Senator Gordon Smith (R-Ore.), also speaking at the discussion, pointed out that to an employee, health benefits are second in importance only to salary. Smith described how, in order to keep the best and brightest Americans working in the public sector, equal health benefits should be afforded to all. Also, Smith discussed his theory that a key to reducing health care costs is to widen the pool of those eligible, even if the “paradigms of families get shifted”.


Digger comments:
I was at this event today. I was impressed with all of the speakers, though naturally I would have preferred that Senator Gordon Smith also support gay marriage, which he does not. He is a strong proponent of religious freedom (he sponsored the Smith Amendment, which requires Russia to prove it is not disciminiating against religious groups there before it can get any money from the U.S.), and yet he supports denying religions the right to decide what constitutes a marriage. My church, United Church of Christ, endorses and performs same-sex marriage. M and I were married in our church.
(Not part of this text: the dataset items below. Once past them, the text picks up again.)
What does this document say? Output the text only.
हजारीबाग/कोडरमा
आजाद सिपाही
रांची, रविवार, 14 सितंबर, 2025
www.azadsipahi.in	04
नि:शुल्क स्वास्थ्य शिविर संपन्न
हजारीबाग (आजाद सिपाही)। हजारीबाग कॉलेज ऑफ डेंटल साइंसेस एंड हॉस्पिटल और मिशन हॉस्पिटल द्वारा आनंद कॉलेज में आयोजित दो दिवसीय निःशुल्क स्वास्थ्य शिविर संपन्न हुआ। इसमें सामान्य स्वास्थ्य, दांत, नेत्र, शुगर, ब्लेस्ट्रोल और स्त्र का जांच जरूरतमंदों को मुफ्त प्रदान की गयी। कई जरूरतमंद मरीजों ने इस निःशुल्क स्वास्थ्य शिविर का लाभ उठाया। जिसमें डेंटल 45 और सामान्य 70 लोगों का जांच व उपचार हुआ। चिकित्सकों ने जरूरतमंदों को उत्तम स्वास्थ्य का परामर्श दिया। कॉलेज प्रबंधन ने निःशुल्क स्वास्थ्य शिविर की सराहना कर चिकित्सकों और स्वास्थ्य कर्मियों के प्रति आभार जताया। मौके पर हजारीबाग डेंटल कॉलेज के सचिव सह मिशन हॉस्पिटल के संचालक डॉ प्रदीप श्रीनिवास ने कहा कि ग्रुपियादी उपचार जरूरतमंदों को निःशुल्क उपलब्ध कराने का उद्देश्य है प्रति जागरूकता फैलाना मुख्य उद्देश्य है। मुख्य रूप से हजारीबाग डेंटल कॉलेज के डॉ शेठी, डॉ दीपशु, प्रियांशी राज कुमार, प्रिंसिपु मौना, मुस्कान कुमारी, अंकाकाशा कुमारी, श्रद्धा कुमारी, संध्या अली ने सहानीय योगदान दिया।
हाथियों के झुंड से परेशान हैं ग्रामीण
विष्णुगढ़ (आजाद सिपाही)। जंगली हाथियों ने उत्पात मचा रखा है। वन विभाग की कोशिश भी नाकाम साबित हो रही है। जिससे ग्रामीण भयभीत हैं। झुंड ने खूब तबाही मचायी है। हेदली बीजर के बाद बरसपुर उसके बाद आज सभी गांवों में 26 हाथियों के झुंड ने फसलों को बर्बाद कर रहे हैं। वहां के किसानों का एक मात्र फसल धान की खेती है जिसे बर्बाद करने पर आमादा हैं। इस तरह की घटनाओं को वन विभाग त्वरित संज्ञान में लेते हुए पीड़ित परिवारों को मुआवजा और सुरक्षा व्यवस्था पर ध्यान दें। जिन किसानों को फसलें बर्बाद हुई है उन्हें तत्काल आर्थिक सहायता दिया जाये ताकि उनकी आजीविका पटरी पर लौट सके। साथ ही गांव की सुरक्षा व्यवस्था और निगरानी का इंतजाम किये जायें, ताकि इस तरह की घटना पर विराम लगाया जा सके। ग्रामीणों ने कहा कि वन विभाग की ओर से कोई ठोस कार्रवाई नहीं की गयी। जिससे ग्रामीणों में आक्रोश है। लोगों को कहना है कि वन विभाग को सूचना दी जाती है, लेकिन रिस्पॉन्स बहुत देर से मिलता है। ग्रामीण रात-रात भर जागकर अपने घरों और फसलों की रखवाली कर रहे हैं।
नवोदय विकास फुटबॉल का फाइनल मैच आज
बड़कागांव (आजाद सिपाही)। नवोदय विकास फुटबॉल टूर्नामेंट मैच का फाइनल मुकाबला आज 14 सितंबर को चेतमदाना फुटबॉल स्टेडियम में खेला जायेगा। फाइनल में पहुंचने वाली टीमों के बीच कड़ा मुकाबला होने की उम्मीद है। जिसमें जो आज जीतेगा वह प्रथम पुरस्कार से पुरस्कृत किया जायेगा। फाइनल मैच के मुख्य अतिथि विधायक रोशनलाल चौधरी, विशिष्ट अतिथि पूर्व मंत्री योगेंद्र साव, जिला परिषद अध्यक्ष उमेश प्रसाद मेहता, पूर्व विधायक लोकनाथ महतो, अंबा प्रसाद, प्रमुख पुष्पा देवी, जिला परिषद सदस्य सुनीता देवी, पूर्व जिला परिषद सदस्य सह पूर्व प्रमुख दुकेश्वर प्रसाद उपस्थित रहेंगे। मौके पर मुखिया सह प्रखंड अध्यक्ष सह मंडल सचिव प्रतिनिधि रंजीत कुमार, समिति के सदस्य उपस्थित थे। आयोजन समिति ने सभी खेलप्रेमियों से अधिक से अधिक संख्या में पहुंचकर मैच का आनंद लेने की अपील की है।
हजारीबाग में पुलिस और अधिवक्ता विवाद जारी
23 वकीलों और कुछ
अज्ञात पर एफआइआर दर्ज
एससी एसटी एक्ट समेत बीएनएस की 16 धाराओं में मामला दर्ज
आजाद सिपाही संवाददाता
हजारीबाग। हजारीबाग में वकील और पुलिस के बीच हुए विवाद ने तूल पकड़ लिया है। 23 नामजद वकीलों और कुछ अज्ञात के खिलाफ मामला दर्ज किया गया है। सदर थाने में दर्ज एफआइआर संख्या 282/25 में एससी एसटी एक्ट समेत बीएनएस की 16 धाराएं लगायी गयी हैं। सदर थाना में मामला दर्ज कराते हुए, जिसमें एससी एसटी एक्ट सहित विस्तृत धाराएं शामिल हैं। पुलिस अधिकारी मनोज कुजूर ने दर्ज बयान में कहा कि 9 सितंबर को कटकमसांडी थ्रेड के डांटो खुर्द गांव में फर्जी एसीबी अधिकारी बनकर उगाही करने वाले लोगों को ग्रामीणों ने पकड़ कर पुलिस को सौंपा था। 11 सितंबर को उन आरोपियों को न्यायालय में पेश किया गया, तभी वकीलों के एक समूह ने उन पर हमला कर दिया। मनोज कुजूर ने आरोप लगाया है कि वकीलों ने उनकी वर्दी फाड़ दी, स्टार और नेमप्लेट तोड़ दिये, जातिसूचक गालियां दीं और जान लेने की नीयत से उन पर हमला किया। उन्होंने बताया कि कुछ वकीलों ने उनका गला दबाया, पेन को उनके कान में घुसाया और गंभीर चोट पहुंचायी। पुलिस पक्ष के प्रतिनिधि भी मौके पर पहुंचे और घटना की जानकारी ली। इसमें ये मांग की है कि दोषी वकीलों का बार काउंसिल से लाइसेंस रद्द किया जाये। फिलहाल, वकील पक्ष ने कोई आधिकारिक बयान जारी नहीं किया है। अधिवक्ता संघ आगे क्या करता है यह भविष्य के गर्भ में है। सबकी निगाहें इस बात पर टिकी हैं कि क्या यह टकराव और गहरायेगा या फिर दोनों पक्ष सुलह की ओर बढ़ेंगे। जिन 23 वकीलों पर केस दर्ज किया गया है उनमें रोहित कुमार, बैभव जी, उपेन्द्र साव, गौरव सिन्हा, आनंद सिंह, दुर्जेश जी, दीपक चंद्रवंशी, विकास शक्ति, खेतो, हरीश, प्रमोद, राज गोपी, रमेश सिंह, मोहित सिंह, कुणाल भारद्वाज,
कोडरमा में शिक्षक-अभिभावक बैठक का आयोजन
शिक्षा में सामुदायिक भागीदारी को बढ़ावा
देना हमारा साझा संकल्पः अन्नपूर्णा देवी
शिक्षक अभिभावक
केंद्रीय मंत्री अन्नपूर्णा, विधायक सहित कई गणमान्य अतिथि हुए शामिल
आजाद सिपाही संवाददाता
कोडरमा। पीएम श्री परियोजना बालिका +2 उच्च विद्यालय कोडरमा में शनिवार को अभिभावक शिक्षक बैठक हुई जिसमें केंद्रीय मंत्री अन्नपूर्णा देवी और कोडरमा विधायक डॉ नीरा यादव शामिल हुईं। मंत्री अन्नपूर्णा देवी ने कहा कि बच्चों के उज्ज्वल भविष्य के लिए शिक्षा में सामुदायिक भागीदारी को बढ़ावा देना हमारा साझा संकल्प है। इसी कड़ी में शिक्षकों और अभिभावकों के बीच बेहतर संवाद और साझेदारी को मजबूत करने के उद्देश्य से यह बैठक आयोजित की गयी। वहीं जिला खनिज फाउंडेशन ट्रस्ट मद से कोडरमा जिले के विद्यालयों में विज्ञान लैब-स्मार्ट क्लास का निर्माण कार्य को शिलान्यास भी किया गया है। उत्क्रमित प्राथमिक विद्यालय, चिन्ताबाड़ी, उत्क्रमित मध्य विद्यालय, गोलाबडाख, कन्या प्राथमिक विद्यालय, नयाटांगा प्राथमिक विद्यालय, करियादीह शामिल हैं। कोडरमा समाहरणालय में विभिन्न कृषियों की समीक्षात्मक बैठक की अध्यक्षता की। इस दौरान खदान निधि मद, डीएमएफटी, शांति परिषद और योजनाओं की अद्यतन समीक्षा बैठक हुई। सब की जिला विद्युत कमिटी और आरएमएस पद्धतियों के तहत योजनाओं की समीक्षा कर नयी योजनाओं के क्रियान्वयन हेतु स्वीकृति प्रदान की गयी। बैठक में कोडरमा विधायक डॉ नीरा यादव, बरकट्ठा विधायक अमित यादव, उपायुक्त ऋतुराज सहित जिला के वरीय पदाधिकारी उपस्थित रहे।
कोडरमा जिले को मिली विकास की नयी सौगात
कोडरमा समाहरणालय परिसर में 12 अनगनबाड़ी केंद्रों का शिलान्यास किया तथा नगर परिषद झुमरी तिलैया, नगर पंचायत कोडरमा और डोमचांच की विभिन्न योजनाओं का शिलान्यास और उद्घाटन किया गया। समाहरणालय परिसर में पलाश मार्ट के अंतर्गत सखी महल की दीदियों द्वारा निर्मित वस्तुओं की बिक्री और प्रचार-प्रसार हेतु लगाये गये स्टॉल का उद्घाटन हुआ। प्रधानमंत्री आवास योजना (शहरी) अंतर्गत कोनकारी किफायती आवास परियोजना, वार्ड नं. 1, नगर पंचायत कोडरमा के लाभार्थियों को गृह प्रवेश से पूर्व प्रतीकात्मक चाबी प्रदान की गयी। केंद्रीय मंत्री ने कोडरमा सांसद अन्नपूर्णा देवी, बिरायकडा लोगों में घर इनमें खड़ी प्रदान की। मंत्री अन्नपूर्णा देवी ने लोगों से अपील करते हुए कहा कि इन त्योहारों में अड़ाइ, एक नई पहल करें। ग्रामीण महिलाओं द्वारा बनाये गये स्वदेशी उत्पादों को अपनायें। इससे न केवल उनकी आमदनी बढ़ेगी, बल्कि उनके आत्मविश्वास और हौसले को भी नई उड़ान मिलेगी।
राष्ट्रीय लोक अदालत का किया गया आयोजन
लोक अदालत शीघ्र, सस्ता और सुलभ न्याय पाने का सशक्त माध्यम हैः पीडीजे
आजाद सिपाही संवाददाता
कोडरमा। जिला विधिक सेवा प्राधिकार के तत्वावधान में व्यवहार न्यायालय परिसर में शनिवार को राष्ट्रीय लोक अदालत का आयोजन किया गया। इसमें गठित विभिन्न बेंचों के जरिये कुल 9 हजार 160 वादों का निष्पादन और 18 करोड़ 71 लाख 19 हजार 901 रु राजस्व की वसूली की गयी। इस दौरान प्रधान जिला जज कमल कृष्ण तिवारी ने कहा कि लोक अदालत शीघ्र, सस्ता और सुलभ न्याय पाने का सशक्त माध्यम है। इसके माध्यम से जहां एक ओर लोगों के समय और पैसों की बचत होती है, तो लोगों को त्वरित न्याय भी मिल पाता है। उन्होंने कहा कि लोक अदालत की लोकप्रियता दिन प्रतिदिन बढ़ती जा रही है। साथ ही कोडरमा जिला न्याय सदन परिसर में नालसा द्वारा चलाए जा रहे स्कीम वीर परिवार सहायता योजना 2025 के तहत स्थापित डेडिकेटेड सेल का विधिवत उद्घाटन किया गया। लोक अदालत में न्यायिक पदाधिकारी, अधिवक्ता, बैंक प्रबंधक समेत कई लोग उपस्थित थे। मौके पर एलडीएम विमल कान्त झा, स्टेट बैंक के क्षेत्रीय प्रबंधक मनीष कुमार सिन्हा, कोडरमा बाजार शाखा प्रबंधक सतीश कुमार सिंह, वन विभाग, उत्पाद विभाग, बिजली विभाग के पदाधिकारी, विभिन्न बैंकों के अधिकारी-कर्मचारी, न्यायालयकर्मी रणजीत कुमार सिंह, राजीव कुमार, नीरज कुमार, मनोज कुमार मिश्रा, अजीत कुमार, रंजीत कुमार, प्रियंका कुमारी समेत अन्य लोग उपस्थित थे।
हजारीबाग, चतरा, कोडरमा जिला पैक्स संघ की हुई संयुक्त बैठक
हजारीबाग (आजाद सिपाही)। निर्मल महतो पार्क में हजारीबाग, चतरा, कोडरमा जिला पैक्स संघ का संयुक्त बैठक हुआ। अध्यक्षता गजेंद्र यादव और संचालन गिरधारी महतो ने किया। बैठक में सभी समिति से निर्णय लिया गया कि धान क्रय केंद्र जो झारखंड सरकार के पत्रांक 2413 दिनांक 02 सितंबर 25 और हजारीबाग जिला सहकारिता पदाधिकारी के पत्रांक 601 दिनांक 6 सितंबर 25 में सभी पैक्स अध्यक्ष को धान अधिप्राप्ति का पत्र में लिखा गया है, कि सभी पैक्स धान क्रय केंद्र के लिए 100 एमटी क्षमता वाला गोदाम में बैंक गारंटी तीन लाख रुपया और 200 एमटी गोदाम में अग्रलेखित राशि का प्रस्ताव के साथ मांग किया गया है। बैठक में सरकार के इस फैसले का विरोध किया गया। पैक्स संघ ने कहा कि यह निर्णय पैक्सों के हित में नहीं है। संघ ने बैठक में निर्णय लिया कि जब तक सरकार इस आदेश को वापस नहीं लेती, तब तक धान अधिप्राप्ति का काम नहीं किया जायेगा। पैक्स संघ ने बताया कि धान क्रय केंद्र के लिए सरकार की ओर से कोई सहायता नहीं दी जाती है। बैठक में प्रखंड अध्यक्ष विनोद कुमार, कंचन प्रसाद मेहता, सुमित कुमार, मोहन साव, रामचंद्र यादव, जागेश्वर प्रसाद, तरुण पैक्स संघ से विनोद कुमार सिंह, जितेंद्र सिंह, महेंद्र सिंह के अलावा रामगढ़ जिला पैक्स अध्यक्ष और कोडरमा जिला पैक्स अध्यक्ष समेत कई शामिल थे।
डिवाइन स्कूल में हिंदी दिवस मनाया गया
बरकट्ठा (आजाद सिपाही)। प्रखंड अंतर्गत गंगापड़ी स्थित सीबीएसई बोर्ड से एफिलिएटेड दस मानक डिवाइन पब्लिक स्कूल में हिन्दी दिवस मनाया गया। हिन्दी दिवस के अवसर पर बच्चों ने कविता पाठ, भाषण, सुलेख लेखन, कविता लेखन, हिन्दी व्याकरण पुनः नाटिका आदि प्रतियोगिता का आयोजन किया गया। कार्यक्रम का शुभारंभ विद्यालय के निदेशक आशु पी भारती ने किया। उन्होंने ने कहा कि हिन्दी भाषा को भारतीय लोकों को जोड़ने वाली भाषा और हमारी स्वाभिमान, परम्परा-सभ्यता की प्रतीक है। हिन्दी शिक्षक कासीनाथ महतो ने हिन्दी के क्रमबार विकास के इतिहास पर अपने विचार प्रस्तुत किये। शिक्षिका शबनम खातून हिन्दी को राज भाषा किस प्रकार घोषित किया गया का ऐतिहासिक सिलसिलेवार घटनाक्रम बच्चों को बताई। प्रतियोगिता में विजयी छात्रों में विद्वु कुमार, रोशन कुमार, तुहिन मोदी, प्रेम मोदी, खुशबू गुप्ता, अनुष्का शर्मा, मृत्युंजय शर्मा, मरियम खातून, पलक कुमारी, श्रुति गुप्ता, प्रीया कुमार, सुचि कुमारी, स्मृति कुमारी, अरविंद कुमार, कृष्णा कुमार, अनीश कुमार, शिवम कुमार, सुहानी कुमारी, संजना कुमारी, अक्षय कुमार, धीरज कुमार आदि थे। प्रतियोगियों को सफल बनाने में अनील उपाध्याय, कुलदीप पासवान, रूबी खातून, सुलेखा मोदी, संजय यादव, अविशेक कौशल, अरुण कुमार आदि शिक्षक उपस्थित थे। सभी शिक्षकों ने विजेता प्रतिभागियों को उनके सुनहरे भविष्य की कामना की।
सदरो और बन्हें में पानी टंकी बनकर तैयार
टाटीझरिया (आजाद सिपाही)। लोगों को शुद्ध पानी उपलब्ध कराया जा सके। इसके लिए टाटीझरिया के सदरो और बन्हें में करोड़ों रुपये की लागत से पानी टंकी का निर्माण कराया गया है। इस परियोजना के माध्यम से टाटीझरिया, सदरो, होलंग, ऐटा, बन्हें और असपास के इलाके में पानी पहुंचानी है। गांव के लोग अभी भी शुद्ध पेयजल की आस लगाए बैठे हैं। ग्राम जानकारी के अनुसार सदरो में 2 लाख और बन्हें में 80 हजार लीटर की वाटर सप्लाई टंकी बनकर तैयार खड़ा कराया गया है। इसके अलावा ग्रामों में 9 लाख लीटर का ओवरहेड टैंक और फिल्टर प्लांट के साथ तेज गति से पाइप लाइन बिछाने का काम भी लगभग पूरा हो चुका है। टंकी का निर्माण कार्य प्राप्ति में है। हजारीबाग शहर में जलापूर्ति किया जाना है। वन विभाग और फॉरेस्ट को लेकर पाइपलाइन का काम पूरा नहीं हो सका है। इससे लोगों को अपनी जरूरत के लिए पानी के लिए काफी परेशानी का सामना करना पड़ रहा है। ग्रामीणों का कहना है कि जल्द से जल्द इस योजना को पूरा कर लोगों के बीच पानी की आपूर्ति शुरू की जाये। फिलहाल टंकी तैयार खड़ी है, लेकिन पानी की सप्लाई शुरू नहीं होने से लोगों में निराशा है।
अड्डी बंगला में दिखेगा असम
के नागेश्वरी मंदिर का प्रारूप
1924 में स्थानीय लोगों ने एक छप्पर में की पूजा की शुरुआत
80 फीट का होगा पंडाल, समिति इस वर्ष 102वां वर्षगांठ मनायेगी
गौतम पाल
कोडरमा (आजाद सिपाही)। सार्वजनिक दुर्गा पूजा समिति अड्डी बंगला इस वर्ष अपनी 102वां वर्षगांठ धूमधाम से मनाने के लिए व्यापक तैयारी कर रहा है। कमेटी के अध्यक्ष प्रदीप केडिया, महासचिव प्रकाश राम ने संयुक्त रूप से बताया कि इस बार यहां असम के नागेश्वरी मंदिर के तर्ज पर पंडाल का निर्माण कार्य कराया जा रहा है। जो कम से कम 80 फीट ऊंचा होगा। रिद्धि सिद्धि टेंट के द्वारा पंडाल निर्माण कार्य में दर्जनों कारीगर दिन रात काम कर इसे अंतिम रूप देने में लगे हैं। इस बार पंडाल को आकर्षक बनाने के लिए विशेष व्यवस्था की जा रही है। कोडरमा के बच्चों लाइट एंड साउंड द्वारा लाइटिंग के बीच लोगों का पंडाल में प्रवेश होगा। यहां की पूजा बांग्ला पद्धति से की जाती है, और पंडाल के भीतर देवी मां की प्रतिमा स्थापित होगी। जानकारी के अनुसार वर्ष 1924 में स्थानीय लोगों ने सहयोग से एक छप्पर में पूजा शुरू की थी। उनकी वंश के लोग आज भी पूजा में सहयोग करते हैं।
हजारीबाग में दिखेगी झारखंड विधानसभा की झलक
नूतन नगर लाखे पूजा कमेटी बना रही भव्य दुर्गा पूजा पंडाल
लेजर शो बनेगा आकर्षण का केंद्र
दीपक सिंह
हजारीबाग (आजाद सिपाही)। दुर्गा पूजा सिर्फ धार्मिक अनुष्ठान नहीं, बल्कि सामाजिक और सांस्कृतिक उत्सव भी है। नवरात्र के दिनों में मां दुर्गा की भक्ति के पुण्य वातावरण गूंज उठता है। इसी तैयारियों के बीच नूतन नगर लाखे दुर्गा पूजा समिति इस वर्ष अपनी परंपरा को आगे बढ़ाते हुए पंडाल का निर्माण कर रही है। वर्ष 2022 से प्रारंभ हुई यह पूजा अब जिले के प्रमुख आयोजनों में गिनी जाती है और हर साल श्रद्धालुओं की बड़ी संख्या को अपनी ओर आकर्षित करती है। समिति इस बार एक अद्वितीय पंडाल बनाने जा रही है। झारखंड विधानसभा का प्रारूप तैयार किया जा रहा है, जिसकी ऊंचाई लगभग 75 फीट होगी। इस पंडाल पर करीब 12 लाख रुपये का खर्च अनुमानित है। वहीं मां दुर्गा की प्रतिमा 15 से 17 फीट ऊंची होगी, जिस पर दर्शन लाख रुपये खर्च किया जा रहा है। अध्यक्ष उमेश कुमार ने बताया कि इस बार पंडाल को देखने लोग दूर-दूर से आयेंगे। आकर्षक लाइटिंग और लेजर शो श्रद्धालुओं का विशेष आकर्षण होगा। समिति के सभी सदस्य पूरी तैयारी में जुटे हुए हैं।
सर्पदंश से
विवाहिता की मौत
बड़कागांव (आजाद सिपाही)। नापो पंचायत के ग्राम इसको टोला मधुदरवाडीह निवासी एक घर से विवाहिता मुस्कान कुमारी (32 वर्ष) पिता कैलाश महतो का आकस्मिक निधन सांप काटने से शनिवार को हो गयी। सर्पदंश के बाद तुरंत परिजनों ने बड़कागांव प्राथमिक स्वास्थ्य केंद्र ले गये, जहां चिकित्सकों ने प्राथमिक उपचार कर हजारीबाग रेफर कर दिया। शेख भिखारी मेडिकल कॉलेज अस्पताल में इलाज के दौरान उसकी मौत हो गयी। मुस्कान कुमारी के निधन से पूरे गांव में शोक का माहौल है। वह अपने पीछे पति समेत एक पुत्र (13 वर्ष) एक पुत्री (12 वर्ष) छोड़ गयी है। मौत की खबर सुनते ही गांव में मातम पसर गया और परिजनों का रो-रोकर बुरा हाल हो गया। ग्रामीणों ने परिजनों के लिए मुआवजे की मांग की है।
At the presentation, the VP of the center said that there are an estimated 216,000 GLBT folks in the Federal government. And John Podesta, the president of the center and Clinton's former chief of staff, said the cost to give benefits to us would be about $260 million over ten years, a drop in the bucket compared with the total federal budget. Eighty-seven state and local governments already offer benefits to same-sex partners.

Both Baldwin and Smith said they did not expect to put the Domestic Partnership Benefits and Obligations Act before Congress until the next administration because they feared a presidential veto.

Ambassador Guest finished off the event. He said of his retirement: "the career I loved at first sight had come into conflict with the partner who I had also loved at first sight." He said he had expected more of Secretary Rice and that "this is still discriminatary and it deserves no place in the institution the Secretary leads."